Pierre Bachelet l'interprète des Corons rencontre d'anciens mineurs
Notice
Pierre Bachelet interprète de la chanson Les Corons évoquant la vie dans les mines dans la région Nord-Pas-de-Calais, a rendu visite à d'anciens mineurs de Fouquières-les-Lens. Il leur explique pourquoi il a écrit cette chanson, tandis que les anciens mineurs lui parlent de leur vie dans ces corons, des coups de grisou, etc. Cette rencontre est entrecoupée de scènes tournées dans les corons et des paysages miniers où Pierre Bachelet chante des extraits de sa chanson.
Éclairage
Pierre Bachelet (1944-2005), compositeur et chanteur français est né à Paris. Après un début de carrière consacré à l'écriture de musiques de publicités et de films, il se lance dans la chanson à la fin des années 1970. Le succès viendra avec son troisième album. Dans celui-ci, Pierre Bachelet, qui a passé son enfance à Calais, a voulu rendre hommage au Pays noir dans une chanson intitulée Les Corons (1982). Il en a écrit la musique et s'en est fait l'interprète, mais les paroles ont été confiées à son parolier habituel, Jean-Pierre Lang. Ce titre devient un tube comme il est courant de le dire à propos d'une chanson très populaire, il sera n°1 au Hit parade en juillet 1982, avant de devenir, au fil des années le véritable hymne de toute une région.

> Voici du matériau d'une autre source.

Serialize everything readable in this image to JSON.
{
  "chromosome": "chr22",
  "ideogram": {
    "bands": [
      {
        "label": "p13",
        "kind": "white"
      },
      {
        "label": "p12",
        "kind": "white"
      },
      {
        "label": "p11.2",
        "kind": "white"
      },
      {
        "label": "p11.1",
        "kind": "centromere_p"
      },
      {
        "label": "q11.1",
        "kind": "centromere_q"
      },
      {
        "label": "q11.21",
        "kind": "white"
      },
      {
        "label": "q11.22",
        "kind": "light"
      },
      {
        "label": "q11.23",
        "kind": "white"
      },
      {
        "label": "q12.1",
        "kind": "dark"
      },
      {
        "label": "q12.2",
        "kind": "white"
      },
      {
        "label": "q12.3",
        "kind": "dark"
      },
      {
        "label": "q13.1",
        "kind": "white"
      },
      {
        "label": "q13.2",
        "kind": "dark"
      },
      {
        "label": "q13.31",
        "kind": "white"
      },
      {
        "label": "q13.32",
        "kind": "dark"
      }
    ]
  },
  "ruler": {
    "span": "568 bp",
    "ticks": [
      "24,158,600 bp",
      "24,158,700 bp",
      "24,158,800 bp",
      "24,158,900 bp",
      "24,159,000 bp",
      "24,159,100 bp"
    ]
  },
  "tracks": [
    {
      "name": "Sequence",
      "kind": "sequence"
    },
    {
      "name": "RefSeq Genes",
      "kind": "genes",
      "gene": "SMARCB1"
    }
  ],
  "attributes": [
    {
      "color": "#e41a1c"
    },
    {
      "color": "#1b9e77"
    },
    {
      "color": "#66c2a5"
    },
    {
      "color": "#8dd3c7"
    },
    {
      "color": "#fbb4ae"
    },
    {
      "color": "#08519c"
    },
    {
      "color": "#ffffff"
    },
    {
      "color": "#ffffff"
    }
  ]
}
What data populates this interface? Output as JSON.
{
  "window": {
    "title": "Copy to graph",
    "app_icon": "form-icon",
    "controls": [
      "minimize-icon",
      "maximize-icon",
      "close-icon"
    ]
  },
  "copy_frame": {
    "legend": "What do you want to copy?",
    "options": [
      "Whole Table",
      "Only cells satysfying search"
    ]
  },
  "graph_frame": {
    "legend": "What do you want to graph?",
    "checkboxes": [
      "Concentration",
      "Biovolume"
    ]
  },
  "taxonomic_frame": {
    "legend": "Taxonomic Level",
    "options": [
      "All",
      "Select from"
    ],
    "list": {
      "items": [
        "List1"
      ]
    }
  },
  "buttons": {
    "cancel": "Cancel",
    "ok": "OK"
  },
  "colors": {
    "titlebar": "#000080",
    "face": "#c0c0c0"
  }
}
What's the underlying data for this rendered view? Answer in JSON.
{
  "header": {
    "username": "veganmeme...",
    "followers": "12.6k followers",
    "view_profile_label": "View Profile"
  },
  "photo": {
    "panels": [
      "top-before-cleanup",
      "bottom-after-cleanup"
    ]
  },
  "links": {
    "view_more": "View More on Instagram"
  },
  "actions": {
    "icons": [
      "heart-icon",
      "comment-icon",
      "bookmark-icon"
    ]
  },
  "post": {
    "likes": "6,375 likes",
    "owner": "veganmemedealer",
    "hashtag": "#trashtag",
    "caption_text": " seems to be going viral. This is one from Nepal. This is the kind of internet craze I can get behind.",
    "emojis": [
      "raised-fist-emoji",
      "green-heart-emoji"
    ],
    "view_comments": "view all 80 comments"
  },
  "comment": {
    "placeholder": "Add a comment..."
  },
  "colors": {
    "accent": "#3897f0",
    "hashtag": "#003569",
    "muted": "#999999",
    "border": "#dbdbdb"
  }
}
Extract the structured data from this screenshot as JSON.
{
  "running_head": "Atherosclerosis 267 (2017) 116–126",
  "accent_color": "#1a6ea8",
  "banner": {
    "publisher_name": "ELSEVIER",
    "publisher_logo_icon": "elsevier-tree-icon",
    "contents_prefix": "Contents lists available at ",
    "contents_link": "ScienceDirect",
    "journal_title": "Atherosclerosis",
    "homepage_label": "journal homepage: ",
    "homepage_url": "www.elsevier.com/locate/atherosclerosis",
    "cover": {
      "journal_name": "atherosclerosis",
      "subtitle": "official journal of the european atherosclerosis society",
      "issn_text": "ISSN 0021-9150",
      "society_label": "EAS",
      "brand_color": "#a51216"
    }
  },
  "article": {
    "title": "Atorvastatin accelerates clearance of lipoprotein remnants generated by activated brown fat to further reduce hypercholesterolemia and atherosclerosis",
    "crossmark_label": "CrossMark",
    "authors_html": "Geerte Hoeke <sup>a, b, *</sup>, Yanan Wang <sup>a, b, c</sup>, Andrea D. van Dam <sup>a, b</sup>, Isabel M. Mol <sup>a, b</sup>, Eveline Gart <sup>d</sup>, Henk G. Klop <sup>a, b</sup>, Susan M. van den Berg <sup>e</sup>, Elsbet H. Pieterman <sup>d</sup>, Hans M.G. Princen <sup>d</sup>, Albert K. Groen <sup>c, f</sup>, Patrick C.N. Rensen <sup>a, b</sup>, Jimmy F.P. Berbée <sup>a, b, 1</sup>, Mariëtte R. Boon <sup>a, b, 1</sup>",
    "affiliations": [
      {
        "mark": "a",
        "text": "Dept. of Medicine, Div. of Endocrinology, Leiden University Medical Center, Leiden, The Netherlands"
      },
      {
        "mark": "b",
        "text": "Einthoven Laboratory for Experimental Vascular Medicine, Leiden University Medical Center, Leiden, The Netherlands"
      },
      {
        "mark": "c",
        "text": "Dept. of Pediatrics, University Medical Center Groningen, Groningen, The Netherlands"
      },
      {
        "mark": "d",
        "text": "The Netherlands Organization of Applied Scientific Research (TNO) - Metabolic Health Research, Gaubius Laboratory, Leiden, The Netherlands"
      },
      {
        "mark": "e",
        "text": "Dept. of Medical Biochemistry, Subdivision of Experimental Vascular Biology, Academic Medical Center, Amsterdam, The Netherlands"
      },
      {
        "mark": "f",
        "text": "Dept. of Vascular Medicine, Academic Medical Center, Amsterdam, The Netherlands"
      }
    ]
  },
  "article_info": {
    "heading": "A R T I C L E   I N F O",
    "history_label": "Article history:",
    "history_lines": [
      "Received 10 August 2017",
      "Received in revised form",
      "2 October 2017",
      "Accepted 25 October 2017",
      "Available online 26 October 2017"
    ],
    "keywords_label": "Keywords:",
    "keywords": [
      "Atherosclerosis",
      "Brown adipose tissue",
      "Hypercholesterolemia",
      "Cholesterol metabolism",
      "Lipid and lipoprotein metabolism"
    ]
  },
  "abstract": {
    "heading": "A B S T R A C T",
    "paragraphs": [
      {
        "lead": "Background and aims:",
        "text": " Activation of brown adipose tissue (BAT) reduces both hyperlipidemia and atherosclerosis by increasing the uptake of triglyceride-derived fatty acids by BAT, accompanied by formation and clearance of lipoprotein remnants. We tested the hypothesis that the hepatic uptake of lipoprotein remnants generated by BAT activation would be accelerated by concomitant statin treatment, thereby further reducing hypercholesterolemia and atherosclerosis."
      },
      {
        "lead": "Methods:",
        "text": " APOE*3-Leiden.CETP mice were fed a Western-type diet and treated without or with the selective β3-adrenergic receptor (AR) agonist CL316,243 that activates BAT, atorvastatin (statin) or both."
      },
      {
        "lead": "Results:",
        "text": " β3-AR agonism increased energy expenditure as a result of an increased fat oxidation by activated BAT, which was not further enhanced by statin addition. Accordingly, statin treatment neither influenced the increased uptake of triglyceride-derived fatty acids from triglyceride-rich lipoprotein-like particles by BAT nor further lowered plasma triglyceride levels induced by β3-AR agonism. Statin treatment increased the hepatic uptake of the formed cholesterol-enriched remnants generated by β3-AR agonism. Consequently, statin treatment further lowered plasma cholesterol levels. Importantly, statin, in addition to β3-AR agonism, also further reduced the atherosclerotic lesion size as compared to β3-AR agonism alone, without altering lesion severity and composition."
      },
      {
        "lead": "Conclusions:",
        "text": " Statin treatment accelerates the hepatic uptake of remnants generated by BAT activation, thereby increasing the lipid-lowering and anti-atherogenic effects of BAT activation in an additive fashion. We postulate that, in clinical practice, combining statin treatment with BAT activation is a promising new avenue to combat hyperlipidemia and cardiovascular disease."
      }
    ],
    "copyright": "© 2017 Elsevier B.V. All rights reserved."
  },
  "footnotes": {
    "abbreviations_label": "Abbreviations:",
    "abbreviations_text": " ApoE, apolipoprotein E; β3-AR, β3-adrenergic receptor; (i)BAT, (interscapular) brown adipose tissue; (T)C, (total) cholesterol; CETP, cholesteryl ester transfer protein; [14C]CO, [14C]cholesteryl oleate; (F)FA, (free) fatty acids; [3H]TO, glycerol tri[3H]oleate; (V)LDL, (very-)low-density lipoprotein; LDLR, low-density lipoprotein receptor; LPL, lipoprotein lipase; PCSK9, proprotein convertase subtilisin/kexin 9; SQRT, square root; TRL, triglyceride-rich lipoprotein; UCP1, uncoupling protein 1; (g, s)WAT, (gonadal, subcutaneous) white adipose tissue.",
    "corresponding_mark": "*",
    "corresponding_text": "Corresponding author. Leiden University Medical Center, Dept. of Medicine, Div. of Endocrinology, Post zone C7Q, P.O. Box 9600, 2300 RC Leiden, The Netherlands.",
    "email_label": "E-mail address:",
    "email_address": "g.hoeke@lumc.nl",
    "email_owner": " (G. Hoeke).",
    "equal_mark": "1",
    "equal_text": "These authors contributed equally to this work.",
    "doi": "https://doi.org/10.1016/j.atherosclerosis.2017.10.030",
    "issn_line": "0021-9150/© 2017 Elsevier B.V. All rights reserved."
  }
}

Le texte évoque, à la fois, les joies et les peines de la vie au sein de la communauté des mineurs. Il décrit le bonheur rassurant des maisons du coron, où règnent les mères de famille et la buée des lessiveuses, si importantes tant les vêtements noircis sont difficiles à laver. Le chauffage de l'eau chaude a longtemps été l'une des tâches quotidiennes les plus dures pour les femmes de mineurs qui devaient préparer le bain que leur mari, et leurs fils, prenaient au retour de la fosse, afin de se débarrasser des poussières de charbon qui les recouvraient de la tête aux pieds. Parmi les autres moments heureux de cette vie dans le bassin minier, Bachelet chante les kermesses, souvent appelées "ducasses", au cours desquelles les "gueules noires" oublient, l'espace d'une journée, les chevalements, la houille, la fosse et les terrils, pour se distraire avec les leurs.
L'accident et la maladie professionnelle ne sont pourtant jamais très loin, ils hantent l'existence même d'une vie de houilleur. Le chanteur rappelle, donc, logiquement l'omniprésence du danger qui règne au fond, celui du grisou, ce gaz qui envahit parfois les galeries, comme à "Courrières" le 10 mars 1906, un jour funeste au cours duquel quelques 1 100 travailleurs furent tués, ou, plus près de nous, Fouquières-les-Lens en 1970 évoqué dans ce reportage, et enfin, décembre 1974 à la fosse 3 bis à Liévin, où une explosion se solda par 21 morts alors que la mine n'allait pas tarder à cesser sa production. Bachelet souligne, à juste titre, les ravages causés par la silicose, un mal qui ne fut reconnu officiellement comme maladie professionnelle, qu'en août 1945, alors que les travailleurs en souffraient de plus en plus avec l'utilisation des marteaux-piqueurs qui augmentent la quantité de poussière dégagée lors de l'extraction du minerai. Les syndicats sont montés au créneau dès leur fondation au début des années 1880, Jean Jaurès en tête – n'était-il pas député de Carmaux, ville minière ? – pour défendre la corporation et obtenir des compagnies et des pouvoirs publics une protection digne du labeur que fournissait les "gueules noires" et des dangers qu'ils couraient. De toute cette histoire, Pierre Bachelet s'est fait le conteur.
Petit à petit, la population du Bassin minier s'est approprié la mélodie et les paroles pour en faire un hymne chanté dans les fêtes et les grandes occasions. Au lendemain du décès de Pierre Bachelet, pour lui rendre hommage, les supporters du RC Lens ont chanté Les Corons qui sont depuis ce moment là chantés à chaque match (1).
Pourquoi un tel engouement de la part de générations qui n'ont pas connu la période de l'exploitation minière ? C'est que cette chanson, écrite déjà au passé en 1982, alors que la dernière mine ne fermera qu'à la fin 1990, évoque avec nostalgie, le travail certes fait de larmes et de sang, mais aussi, de façon idéalisée, un monde révolu fait d'entraide et de solidarité.
(1) Les Corons interprétée avec les supporters du RC Lens a été enregistrée sur l'album posthume Essaye.